The nation mourned, and the gunman was caught and arrested (I will not use his name and give him the attention he almost certainly desired after committing his crime against humanity). Immediately, the questions began flying about how we can stop future tragedies like Aurora from happening.
The easy answer is more gun regulation. It’s a noble idea but flawed. Though more information is coming out about his mental health struggles, the gunman bought and possessed all of his weapons legally.
Another attempt at prevention discussed was adding more security at movie theaters. It’s another understandable idea but one that screams of overcompensating. Metal detectors and enough extra staff to secure every auditorium – up to 20 in some theaters – would be too costly for any cinema to stay in business.
For those who hear the gunman’s description – he was dressed as the Joker with the red hair included, hints of which can still be seen in his mugshot – and ask how no one could have considered him suspicious, it was a midnight showing. Dressing up is a midnight showing tradition and one of the elements that make them such entertaining events. At the theater where I work, one young audience member arrived dressed as a Stormtrooper from “Star Wars.” Enthusiasm for a movie should be appreciated, not punished.
In this age, it’s easy to want easy solutions, but the tragedy in Aurora doesn’t come with easy answers.

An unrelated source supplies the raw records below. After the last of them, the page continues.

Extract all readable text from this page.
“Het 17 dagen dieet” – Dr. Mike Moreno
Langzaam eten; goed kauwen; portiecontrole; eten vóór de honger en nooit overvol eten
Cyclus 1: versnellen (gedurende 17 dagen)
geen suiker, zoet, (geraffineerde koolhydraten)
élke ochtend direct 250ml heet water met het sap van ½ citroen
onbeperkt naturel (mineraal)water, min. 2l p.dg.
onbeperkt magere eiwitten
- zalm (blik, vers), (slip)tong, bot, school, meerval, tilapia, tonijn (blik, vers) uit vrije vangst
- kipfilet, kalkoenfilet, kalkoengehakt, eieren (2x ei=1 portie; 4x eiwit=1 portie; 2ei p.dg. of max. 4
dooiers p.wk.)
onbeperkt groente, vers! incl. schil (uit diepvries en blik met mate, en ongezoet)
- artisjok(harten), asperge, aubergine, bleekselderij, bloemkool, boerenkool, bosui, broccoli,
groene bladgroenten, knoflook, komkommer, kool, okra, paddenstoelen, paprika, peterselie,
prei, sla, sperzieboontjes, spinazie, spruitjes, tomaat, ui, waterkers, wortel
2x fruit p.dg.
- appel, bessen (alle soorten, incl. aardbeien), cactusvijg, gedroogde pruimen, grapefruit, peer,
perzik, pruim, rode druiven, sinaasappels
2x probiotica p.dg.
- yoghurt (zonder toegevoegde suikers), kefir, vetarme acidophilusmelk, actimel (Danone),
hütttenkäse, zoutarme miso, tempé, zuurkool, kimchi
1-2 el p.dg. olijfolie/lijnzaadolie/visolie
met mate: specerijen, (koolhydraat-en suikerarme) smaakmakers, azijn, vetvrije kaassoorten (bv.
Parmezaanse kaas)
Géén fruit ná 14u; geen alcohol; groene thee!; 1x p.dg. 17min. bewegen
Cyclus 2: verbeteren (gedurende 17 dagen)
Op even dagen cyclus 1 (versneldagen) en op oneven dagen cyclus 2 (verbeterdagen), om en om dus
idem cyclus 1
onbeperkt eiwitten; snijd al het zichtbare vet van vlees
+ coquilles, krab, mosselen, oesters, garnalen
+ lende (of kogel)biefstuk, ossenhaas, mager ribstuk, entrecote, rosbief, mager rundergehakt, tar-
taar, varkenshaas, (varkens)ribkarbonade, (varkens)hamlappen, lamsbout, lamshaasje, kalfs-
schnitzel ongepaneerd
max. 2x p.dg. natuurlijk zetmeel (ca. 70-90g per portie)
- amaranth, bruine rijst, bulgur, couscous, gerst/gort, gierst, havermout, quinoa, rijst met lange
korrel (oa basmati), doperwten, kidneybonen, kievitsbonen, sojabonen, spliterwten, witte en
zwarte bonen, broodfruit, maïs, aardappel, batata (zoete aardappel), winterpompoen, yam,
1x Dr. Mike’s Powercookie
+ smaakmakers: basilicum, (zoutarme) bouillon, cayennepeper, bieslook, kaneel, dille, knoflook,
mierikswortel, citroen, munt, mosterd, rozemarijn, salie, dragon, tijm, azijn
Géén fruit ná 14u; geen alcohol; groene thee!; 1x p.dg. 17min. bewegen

Would added security really make one feel better, especially knowing both metal detectors and added movie theater staff in the seats wouldn’t have stopped the gunman in this instance?
It’s a sad thing to admit, but sometimes, bad things will happen. Even with all of our regulations and attempts to make society the safest and best for human kind, tragedy finds its way in. The important thing, then, is how we react to it and how we move forward.
A few people have chosen the embarrassing tactic of using humor. The day after the tragic shooting, I was working at the theater, and a customer told me that “The Dark Knight Rises” was “to die for.” We kicked him out of the building. To make snide attempts at humor about the tragedy is an insult to those innocent people whose only crime was wanting to let their imaginations go wild for a few hours. The event could have happened to anyone anywhere, and to make fun of their loss shines a tragic light on our culture’s plague-like “as long as it’s not me” mentality.
No, the best way to react, to move forward and to honor those lost is to keep going to the theater. The art of cinema is one of society’s greatest creations. It’s a way for people to communicate, to share emotions and feelings that words alone could never come close to doing. It’s a communal experience that brings people of all cultures and ideals together.
As goofy as this may sound, a movie theater is like a church for me. It’s a sacred place where, for a couple hours, we give ourselves over to our feelings and imaginations and let them soar. It’s where dreams are made and shared. The events in Aurora may have briefly violated that precious place, but as a society, we cannot let it shake our faith in the cinema.